The company, Rileys, approached O'Sullivan to become an ambassador for their drive to get more youngsters playing the game in the UK. It's a concept he likes. He remembers how it was on Saturday morning in his youth, turning up at a club with 150 others and playing competitive snooker. The game's lost that, he says.
"If we ain't careful we'll have a game dominated by Chinese in the next ten years. Guaranteed. I've been to China. It's fantastic. They love their snooker. They're like we were in the 1980s. They'll take over unless we can get back to the grassroots. Rileys have nearly 130 clubs and we'll see how we go. But I'd love to find some kids who have all the hunger and the dreams and that innocence about them. It would be great to help out some boys like that."
He's 33 now and figures he's got seven years left in him as a top-class pro. He can see the end down the line. It's why he's got to thinking about putting something back. "Forty is the age. I'd hate to think that if I got to 40 I'd still be top of my game. That would be pretty sad, really. It would. Sad for snooker if a 40-year-old was still number one and world champion. A lot of players would have to look at themselves and ask what's going on? It shouldn't happen. It's a young man's game.

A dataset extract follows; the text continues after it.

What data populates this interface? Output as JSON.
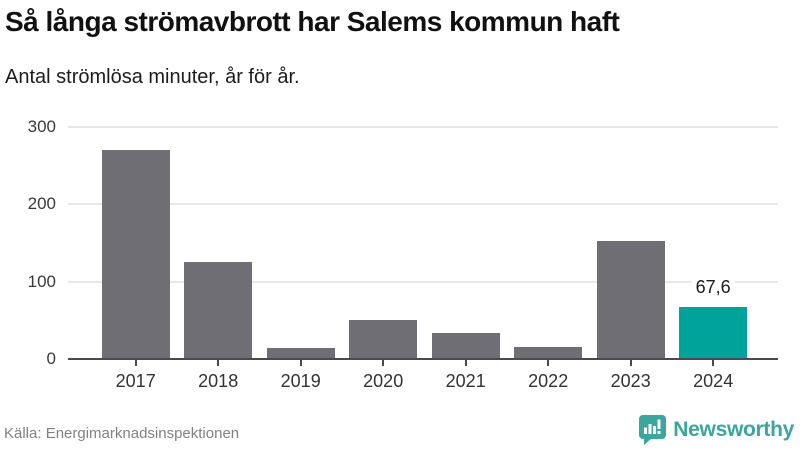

"People ask what I will do after snooker. They say you could be a commentator, but you couldn't pay me enough money in the world to do that job. Sit there all day looking at a little screen waiting for the camera to come on to you? I don't know how they do that one. That's demoralising, that. I don't know what I'll do. Just try and enjoy myself. But, I think, when I get to 40 I can look back over my career and go, 'You know what, that was a mad one, that. What was all that about, then?' It won't matter then, will it? Where did all that come from? I'll laugh at it one day. I will."
World title No.1,2001: Coming from the pain of semi final defeat in 1999
and a first round exit in 2000, O'Sullivan claimed his first world title, top, with an 18-14 frame victory over John Higgins.
World title No.2, 2004: With a little helpful advice from former world champion Ray Reardon, the Rocket again emerged top of the pile, middle, with an 18-8 victory over another Scot, Graeme Dott.
World title No.3, 2008: The same score line as 2004 did for Ali Carter as O'Sullivan claimed his third world title. He also compiled a record-breaking ninth competitive maximum at the tournament.